La défenderesse ayant comparu, l’ordonnance de référé rendue sera contradictoire.
EXPOSÉ DU LITIGE :
Par acte du 19 juillet 2016, l’Office Public de l’Habitat de [Localité 10] Métropole AQUITANIS (AQUITANIS) a donné à bail à Madame [F] [M] un bien à usage d’habitation, situé [Adresse 2] à [Localité 11].
Des loyers étant demeurés impayés, AQUITANIS a fait signifier le 16 avril 2024 un commandement de payer se prévalant de la résiliation du bail à défaut de régularisation de la dette. AQUITANIS lui a en outre fait commandement de fournir le justificatif d’une assurance locative.
Par acte du 4 juillet 2024, AQUITANIS a fait assigner Madame [F] [M] devant le juge des contentieux de la protection de [Localité 10] statuant en référé à l’audience du 17 octobre 2024 pour obtenir le constat de la résiliation du contrat pour défaut de paiement des loyers et charges et défaut d’assurance, son expulsion et sa condamnation provisionnelle au paiement d’un arriéré locatif et d’une indemnité d’occupation.
L’affaire a été débattue à l’audience du 17 octobre 2024.
Lors des débats, AQUITANIS, régulièrement représenté, demande :
— de constater l’acquisition de la clause résolutoire ;
— d’ordonner l’expulsion de corps et de biens de Madame [F] [M] et de tous occupants de son chef des lieux occupés ;
— d’autoriser le requérant à faire transporter les meubles et objets mobiliers garnissant les lieux, dans tout garde meuble de son choix aux frais, risques et périls du défendeur ;
— de la condamner au paiement de la somme provisionnelle actualisée de 15.846,81 euros, au titre de l’arriéré locatif, avec les intérêts au taux légal, d’une provision à titre d’indemnité mensuelle d’occupation égale au dernier terme de loyer jusqu’à son départ effectif ainsi que celui de tout occupant de son chef, d’une somme de 150 euros en application de l’article 700 du code de procédure civile et aux entiers dépens.
Il est renvoyé pour le surplus à l’assignation, valant conclusions, ainsi qu’aux écritures déposées par AQUITANIS à l’audience, pour l’exposé complet de ses prétentions et de ses moyens.
Madame [F] [M], comparante en personne sollicite la suspension de la clause résolutoire et l’octroi de délais de paiement en proposant de payer la somme de 50 euros en sus du loyer courant. Elle indique avoir fait face à des difficultés personnelles.
La juridiction n’a pas été destinataire d’un diagnostic social et financier.
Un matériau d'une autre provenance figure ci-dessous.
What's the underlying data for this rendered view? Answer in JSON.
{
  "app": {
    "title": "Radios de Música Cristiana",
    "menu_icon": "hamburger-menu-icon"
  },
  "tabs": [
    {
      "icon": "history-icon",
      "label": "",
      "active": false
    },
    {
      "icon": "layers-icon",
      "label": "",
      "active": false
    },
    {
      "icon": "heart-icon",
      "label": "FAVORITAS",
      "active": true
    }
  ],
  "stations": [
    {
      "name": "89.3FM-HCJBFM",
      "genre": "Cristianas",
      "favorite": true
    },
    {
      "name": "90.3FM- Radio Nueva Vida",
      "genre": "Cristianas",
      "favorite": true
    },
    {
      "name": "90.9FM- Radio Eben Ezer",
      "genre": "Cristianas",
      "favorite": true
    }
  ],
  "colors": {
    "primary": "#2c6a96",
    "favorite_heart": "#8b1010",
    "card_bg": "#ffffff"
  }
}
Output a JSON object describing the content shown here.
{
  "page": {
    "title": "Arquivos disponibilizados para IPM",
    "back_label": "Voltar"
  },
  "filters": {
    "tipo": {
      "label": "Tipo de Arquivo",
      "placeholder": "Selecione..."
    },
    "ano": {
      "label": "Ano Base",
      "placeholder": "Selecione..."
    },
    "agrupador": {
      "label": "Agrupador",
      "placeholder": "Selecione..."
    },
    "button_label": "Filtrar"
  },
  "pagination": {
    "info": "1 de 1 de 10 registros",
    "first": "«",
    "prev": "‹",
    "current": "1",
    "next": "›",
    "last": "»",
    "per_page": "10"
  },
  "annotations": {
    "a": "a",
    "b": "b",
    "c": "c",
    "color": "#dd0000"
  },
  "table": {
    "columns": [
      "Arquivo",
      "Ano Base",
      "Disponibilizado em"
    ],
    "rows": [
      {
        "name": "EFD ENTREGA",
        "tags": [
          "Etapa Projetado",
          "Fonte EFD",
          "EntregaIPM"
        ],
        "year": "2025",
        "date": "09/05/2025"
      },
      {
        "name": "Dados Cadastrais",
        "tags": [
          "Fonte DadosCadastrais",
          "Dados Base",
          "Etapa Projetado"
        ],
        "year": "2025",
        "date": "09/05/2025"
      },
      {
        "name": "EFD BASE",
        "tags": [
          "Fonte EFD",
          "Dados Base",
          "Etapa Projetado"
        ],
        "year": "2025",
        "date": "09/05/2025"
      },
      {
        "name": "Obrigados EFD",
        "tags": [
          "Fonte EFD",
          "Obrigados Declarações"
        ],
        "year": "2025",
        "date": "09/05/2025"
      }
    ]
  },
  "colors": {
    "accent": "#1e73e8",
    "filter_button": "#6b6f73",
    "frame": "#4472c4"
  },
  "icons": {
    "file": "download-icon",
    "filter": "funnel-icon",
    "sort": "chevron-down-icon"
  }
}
A l’issue de l’audience, la date du délibéré a été fixée au 19 décembre 2024.
MOTIFS DE LA DÉCISION
En application des articles 834 et 835 du code de procédure civile, le juge des contentieux de la protection, dans les limites de sa compétence, d’abord, peut, dans tous les cas d’urgence, ordonner en référé toutes les mesures qui ne se heurtent à aucune contestation sérieuse ou que justifie l’existence d’un différend et peut toujours, même en présence d’une contestation sérieuse, prescrire en référé les mesures conservatoires ou de remise en état qui s’imposent, soit pour prévenir un dommage imminent, soit pour faire cesser un trouble manifestement illicite et, ensuite, peut, dans les cas où l’existence de l’obligation n’est pas sérieusement contestable, accorder une provision au créancier ou ordonner l’exécution de l’obligation même s’il s’agit d’une obligation de faire.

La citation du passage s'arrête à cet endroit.